Bengaluru: The National Investigation Agency (NIA) on Wednesday launched simultaneous raids in multiple places, including Bengaluru and Shivamogga.

Reports suggested that the ongoing raids are in connection with the Improvised Explosive Device (IED) blast in Bengaluru’s Rameshwaram Cafe on March 1. The blast had injured at least ten people as per the police report.

The Central Crime Branch (CCB) had launched an investigation alongside the NIA, and the trail of the suspect led them to Tumakuru first and subsequently to Ballari. Investigators believe that the bomb was planted by Mussavir Hussain Shazib, a handler of the Islamic State’s Shivamogga module who was aided by another IS handler called Ahmed Taahaa.

Sources in the know said that Shazib and Taahaa had stayed in Chennai for about a month between January and February using fake credentials. The names of the suspects were identified after they traced the cap worn by Shazib to a shop in a mall in Chennai. The cap, which was abandoned by the bomber in Bengaluru after the blast, was reportedly bought by Taahaa, around January-end.

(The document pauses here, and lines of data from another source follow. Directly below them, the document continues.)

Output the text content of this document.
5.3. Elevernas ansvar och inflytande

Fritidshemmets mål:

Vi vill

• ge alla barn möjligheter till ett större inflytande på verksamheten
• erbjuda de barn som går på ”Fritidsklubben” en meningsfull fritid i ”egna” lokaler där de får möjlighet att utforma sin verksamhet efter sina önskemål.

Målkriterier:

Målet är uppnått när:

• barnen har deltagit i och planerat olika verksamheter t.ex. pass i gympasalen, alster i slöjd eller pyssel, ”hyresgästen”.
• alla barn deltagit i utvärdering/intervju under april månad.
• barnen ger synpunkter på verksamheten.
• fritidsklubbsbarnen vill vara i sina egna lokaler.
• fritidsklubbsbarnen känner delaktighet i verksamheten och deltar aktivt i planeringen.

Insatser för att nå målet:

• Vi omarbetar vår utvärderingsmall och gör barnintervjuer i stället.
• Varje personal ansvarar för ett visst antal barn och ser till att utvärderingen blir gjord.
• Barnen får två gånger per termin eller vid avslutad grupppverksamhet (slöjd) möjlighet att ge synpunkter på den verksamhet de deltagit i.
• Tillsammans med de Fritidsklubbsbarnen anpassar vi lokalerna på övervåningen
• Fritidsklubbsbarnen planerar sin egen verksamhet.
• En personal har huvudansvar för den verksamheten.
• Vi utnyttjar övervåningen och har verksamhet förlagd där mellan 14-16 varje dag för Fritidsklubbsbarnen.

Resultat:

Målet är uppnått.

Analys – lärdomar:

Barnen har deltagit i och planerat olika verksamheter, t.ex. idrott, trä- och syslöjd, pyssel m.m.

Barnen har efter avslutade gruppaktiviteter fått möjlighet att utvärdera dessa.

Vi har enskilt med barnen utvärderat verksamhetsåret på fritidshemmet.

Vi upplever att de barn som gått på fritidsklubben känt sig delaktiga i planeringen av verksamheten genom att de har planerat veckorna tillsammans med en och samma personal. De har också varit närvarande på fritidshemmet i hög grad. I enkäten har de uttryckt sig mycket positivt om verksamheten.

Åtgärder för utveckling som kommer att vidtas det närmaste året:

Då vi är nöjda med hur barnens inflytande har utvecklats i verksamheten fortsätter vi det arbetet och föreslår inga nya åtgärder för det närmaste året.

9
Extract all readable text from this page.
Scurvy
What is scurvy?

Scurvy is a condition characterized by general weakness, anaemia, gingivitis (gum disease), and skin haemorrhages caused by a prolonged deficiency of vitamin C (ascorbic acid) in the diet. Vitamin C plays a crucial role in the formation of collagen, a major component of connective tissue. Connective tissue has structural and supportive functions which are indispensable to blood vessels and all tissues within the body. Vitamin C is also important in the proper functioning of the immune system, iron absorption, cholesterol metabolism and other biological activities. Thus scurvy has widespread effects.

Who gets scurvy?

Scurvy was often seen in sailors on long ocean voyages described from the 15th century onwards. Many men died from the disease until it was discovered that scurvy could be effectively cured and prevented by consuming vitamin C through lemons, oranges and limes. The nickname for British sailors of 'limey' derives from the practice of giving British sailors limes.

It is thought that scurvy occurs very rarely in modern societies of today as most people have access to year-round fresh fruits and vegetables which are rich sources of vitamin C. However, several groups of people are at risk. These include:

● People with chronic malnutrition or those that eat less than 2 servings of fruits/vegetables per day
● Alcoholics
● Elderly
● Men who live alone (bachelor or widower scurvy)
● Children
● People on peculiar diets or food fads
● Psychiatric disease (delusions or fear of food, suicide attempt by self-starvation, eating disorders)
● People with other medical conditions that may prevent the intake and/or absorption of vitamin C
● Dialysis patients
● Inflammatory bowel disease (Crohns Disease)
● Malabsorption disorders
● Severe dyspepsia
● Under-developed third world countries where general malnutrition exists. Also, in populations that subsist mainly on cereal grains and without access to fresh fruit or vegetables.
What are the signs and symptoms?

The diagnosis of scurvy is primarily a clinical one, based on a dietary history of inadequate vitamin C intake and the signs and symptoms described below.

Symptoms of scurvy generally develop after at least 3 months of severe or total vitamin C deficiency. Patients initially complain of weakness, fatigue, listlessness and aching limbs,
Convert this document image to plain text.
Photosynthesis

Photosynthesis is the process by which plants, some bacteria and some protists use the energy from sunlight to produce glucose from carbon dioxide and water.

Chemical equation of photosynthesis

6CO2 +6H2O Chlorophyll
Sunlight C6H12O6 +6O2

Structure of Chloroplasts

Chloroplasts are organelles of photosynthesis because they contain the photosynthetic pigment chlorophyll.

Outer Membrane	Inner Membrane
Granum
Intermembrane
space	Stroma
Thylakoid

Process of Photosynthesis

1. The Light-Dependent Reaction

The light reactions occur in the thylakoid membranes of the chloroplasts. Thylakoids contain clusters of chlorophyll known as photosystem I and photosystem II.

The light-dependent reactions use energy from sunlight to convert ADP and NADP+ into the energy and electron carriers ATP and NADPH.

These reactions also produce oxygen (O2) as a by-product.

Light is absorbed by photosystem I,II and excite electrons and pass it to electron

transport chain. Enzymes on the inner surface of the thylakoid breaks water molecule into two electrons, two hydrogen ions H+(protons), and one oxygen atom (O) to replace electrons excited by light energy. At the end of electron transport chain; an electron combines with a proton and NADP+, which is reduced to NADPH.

As per the NIA, Shazib hails from Masjid Road in Thirthahalli, Shivamogga district, and Taahaa from Fish Market Road, Soppu Gude, Thirthahalli Rural. Both "wanted" suspects have been termed "absconders" by the NIA.

The NIA has questioned seven jailed terror suspects so far in connection with the blast. The investigation agency had also obtained seven-day custody of a jailed terror suspect named Maaz Muneer Ahmed.